As my time at Penn went on, I used my camera to bring our bustling communities into sharper focus. I saw the anguish in students’ eyes when they marched down Locust Walk after Russia invaded Ukraine. I felt the tension in the air as I photographed Lia Thomas C22 making history at the NCAA women’s swimming and diving championship. I witnessed people’s wrath as I captured the massive crowd at City Hall after Roe v. Wade was overturned.

Then, last September, I came upon a treasure trove of vintage Penn campus photos dating back to 1899. Looking at what Penn once was in those grainy images, I thought: How cool would it be to layer these photos on top of what the buildings look like today and create an interactive experience? I quickly jumped to assembling and publishing the photo essay, without high expectations for how it would do on the website. It became the second most-read photo essay in the DP’s history, and I received emails from alumni who reminisced about their days at Penn and enjoyed seeing how much things have changed since then.

As a journalist, it can be easy to leave the business side to others. But as a marketing major, I could appreciate the financial and data-driven aspects of media.

That was the first time I exposed myself to analytics at the DP, learning our readers’ interests and habits through data on the paper’s website. As a journalist at heart — I worked on the student newspaper at my high school — I think it can be easy to leave the business side to others and focus on writing or photography. But as a marketing major at Wharton, I could appreciate the financial and data-driven aspects of media. For me, it was hard to ignore the enormous pool of information that comes with the digital age and the opportunities it provides the DP. Our analytics department tells us page views over time, which acquisition channels are more effective, keywords that attract the most traffic, and more. These statistics provide me not just with insights that translate into content strategy, but also with a glimpse of our newspaper, not as a club, but as a student-run business. (It’s also fun when we can see readers clicking repeatedly on articles that are particularly flattering to them!)

The Penn community often thinks of the DP as a newspaper but might overlook that it’s a student-run business that’s completely independent of the University. Marketing staffers plan events and social media campaigns to promote our content; business consultants go out into the community and acquire businesses as advertising clients; our finance department assembles our fiscal-year budget and accounts for our properties. This 138-year old startup fully supports itself financially and opens a world of opportunities to students interested not just in journalism, but in all aspects of media business.

Self-portrait of author Jesse Zhang in a green field.

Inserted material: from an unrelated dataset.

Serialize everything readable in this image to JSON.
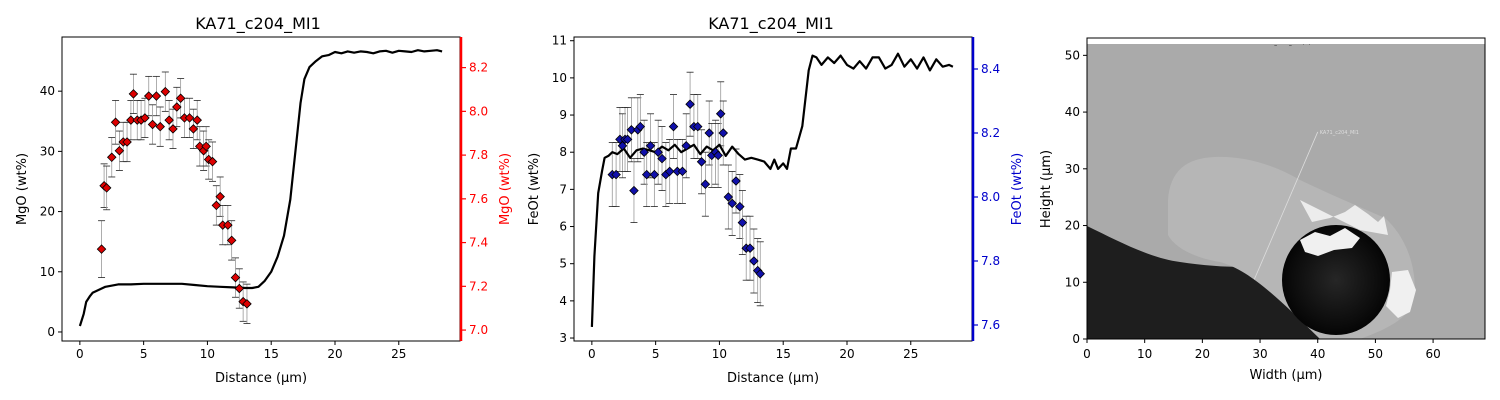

The author in Xinjiang province, China, on a hike to see a glacier. (Photo: Jesse Zhang)

My path at Wharton gave me the vocabulary I needed to navigate that business side. In my media industry exploration course, I learned how newsrooms and media companies across the country are innovating and adapting to the challenges of social media and the COVID-19 pandemic. Throughout the past few years, the DP has become more data-driven, bolder in using our social media to engage new audiences, and more cognizant of the challenges that lie ahead for the newspaper industry. For me, there was also enormous potential to better integrate business and technology with journalism, to redefine ourselves at the DP not only as reporters and photographers but also as young professionals. I decided I wanted to be part of that integration and identity by helping the DP prepare for its 14th decade.

After being elected the DP’s new president toward the end of the fall semester, I walked into my first board of directors meeting in January with a focus on using the technology and information in our hands to better engage and interact with our communities. I am, of course, still a photographer and always will be. On the way to the office, I passed by College Green, where I photographed many protests; the Quad, where I captured President Magill welcoming the Class of 2026; and the towering red sculptures at 38th and Locust, where I filmed many videos. Hustling in the brisk January air, I was reminded that at the DP, at Penn, and beyond, we are never defined by one thing, and the arena for interdisciplinary discourses is limitless. As we weave those disciplines together with the tools of journalism and the digital age, a fabric of new stories appears.

 

Jesse Zhang W24 is from Shenzhen, China, concentrating in marketing and business economics and public policy. He loves family cooking, live music, and the great outdoors.

Published as “Through a Different Lens” in the Spring/Summer 2023 issue of Wharton Magazine.